Film bands are a series of negative films. Each picture frame represents a different episode in a story, with pictures and text. They insert rolls of film tape into a special projector. This projector is somewhat different from ordinary film projectors. For screens, they hang white sheets on the walls or cabinets. While the projector they place on a stack of books. Then they put a roll of film tape into the projector, turn off the lights, and the story-shaped image appears. Mothers, fathers, or older children will read the image text aloud so that their siblings can understand the story while looking at the illustrations on the projection screen.
5. Enjoy the beauty of the carpet on the wall
Those who do not have a film tape projector at home can look for other entertainment by observing the hanging carpet. Almost all apartments have this kind of carpet. The householder usually hung that carpet on a sofa or bed. The carpets have at least two functions. That is hiding the defects on the wall and as a silencer.

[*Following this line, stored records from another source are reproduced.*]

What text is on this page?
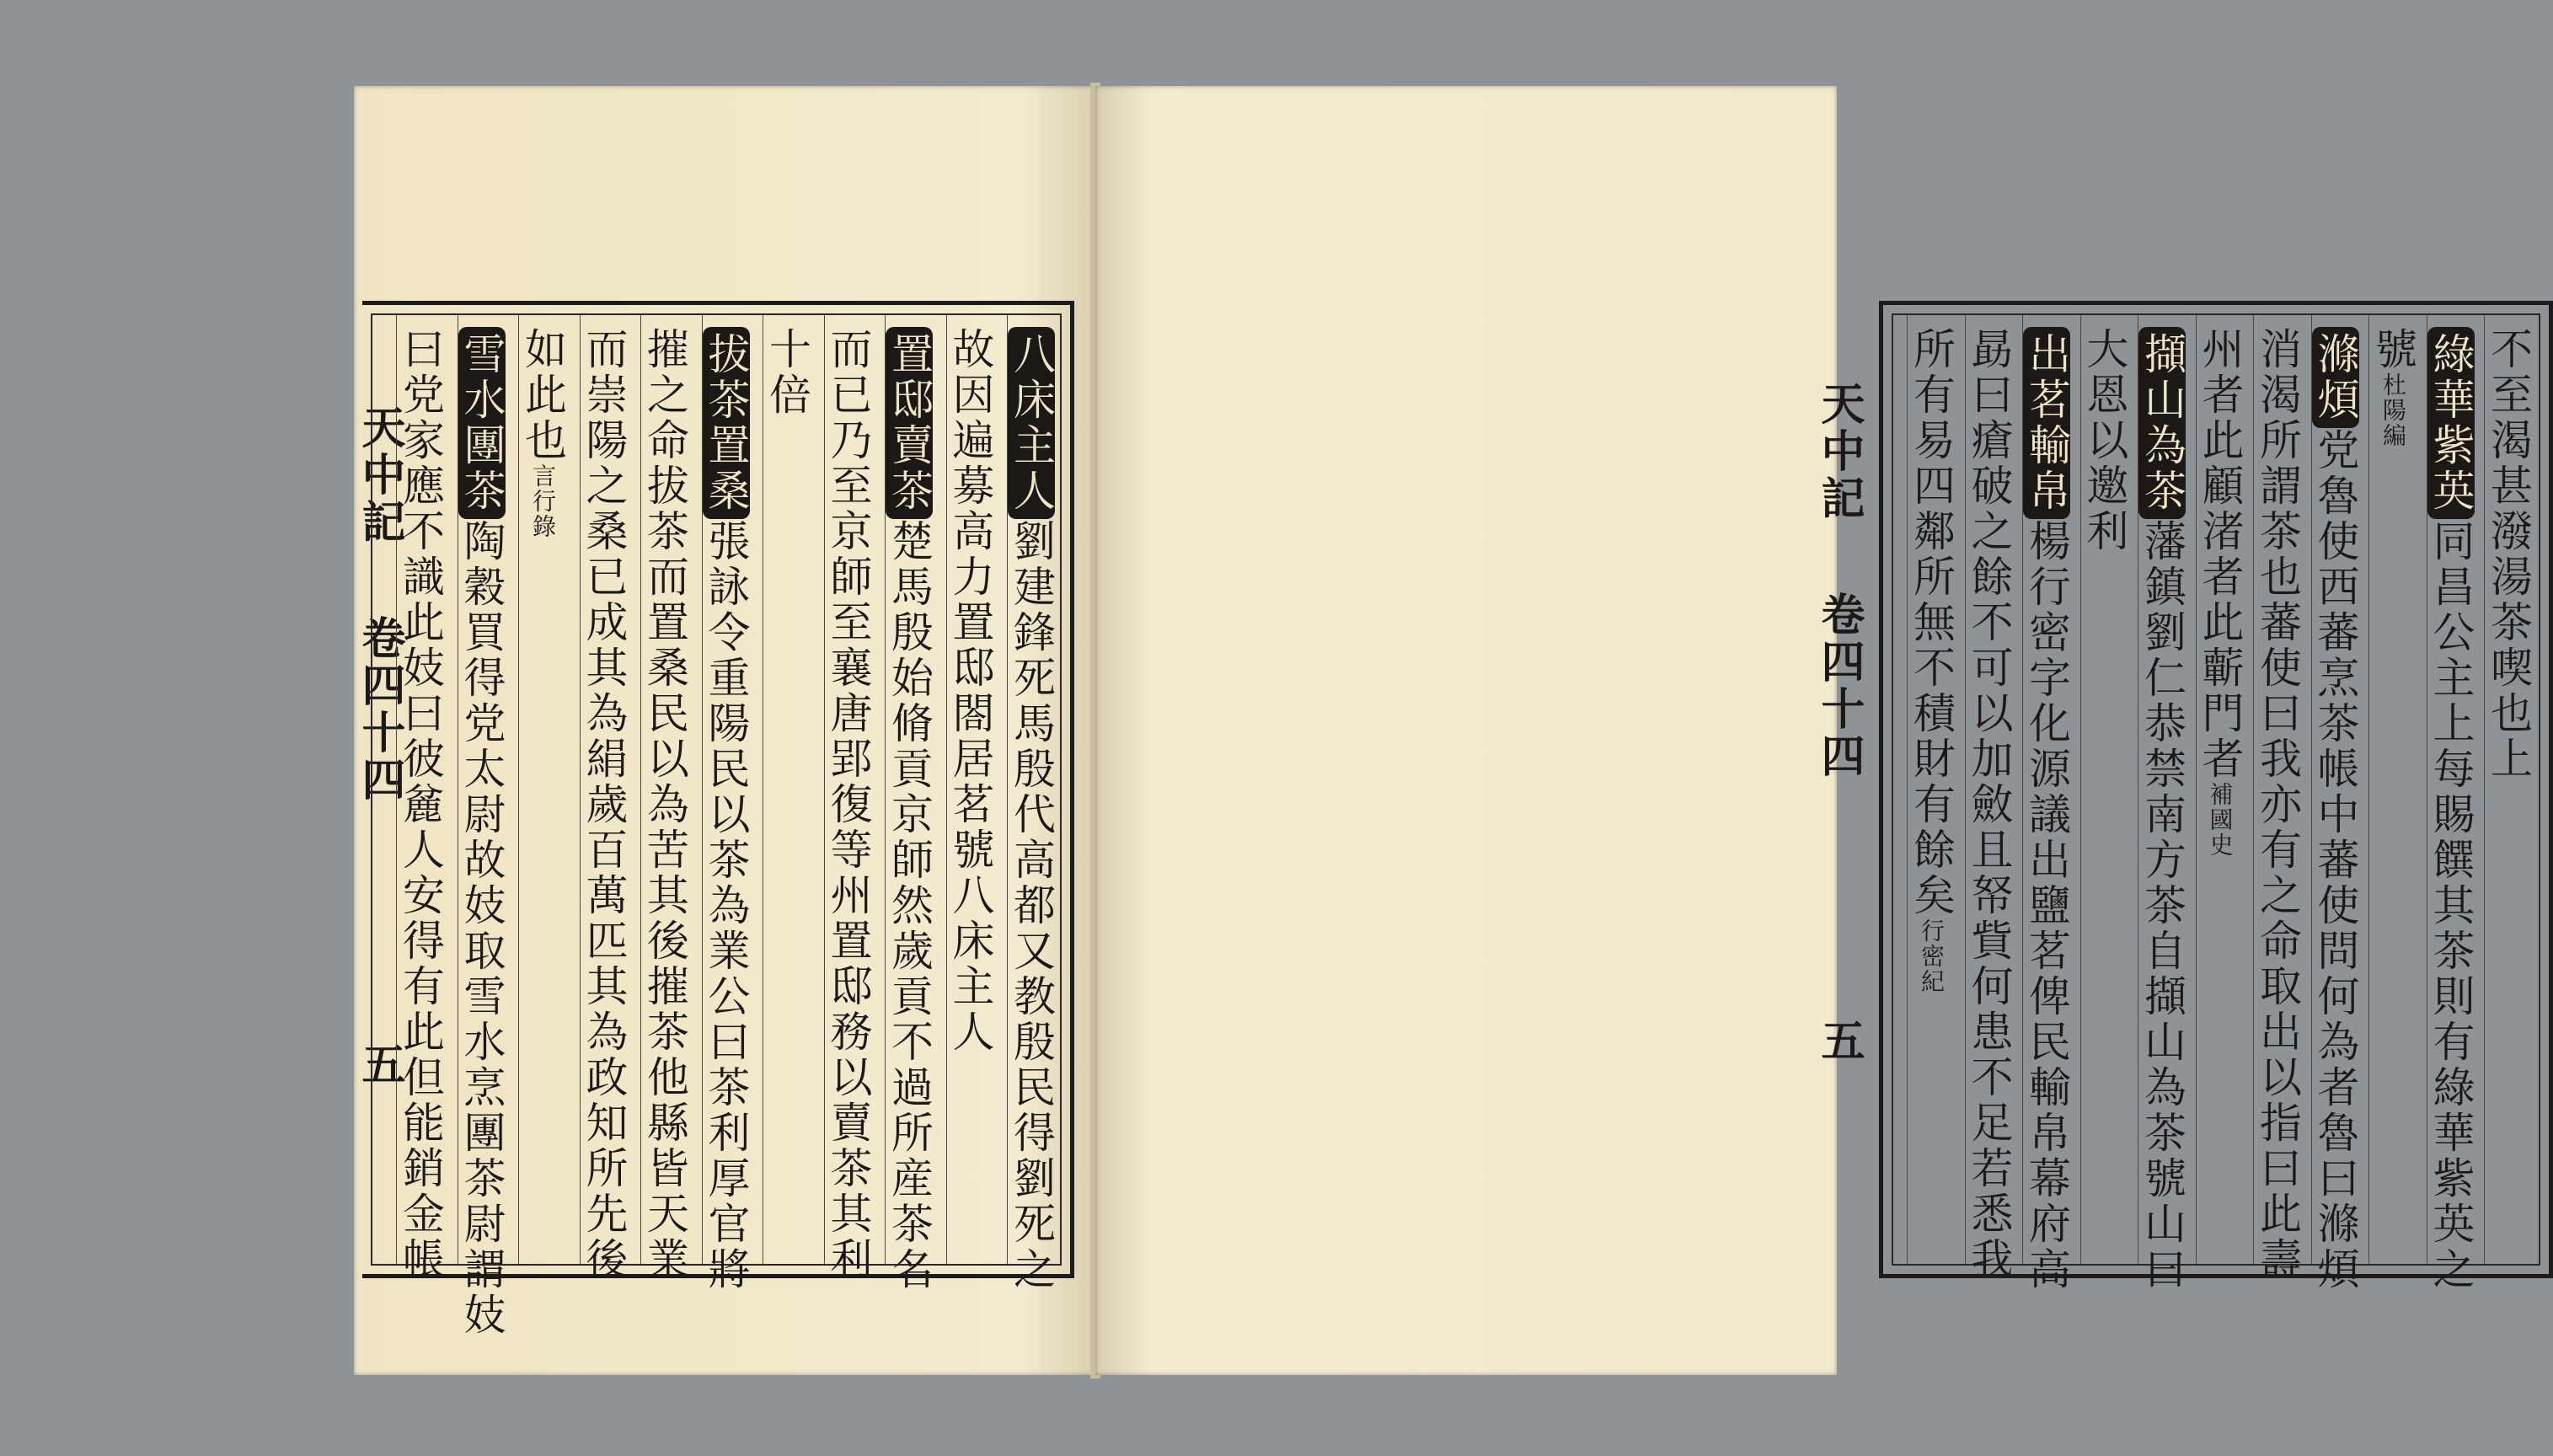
天中記 卷四十四 五
八床主人劉建鋒死馬殷代高都又教殷民得劉死之
故因遍募高力置邸閤居茗號八床主人
置邸賣茶楚馬殷始脩貢京師然歲貢不過所産茶名
而已乃至京師至襄唐郢復等州置邸務以賣茶其利
十倍
拔茶置桑張詠令重陽民以茶為業公曰茶利厚官將
摧之命拔茶而置桑民以為苦其後摧茶他縣皆天業
而崇陽之桑已成其為絹歲百萬匹其為政知所先後
如此也言行錄
雪水團茶陶穀買得党太尉故妓取雪水烹團茶尉謂妓
曰党家應不識此妓曰彼麄人安得有此但能銷金帳	不至渴甚潑湯茶喫也上
綠華紫英同昌公主上每賜饌其茶則有綠華紫英之
號杜陽編
滌煩党魯使西蕃烹茶帳中蕃使問何為者魯曰滌煩
消渴所謂茶也蕃使曰我亦有之命取出以指曰此壽
州者此顧渚者此蘄門者補國史
擷山為茶藩鎮劉仁恭禁南方茶自擷山為茶號山曰
大恩以邀利
出茗輸帛楊行密字化源議出鹽茗俾民輸帛幕府高
勗曰瘡破之餘不可以加斂且帑貲何患不足若悉我
所有易四鄰所無不積財有餘矣行密紀
天中記 卷四十四 五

While trying to sleep at night, children will stare at the carpet and look for animal silhouettes, human face shapes, or plant patterns. Every child will see different things and try to show them to their brothers.
6. Exchange collection items
This of course often irritates parents because it is not easy to clean the stickers they consider damaging the scenery. Other objects that are usually collected by children are stamps, rare coins, and anything that can be exchanged with their playmates.
7. Chewing tobacco sap
Chewing gum includes snacks that are very rare in the Soviet Union. At that time, only a few lucky children could get gum gifts from their parents after returning from abroad. They will chew this “fancy” candy for as long as possible until the sweetness disappears. Then, the children will dip it into jam or sugar to add flavor.
It may sound strange, but for those who are less fortunate and have no hope of chewing gum, the sap of tobacco from the roadside can actually “replace” the pleasure of gum. They chewed the sticky candy. The children blow it and inflate it. Children can also get tobacco sap from the roof of the house which is usually used as a leaking patch. The texture of the tobacco sap is hard, but it will soften after chewing long enough. However, chewing tobacco sap is not a good idea to do today.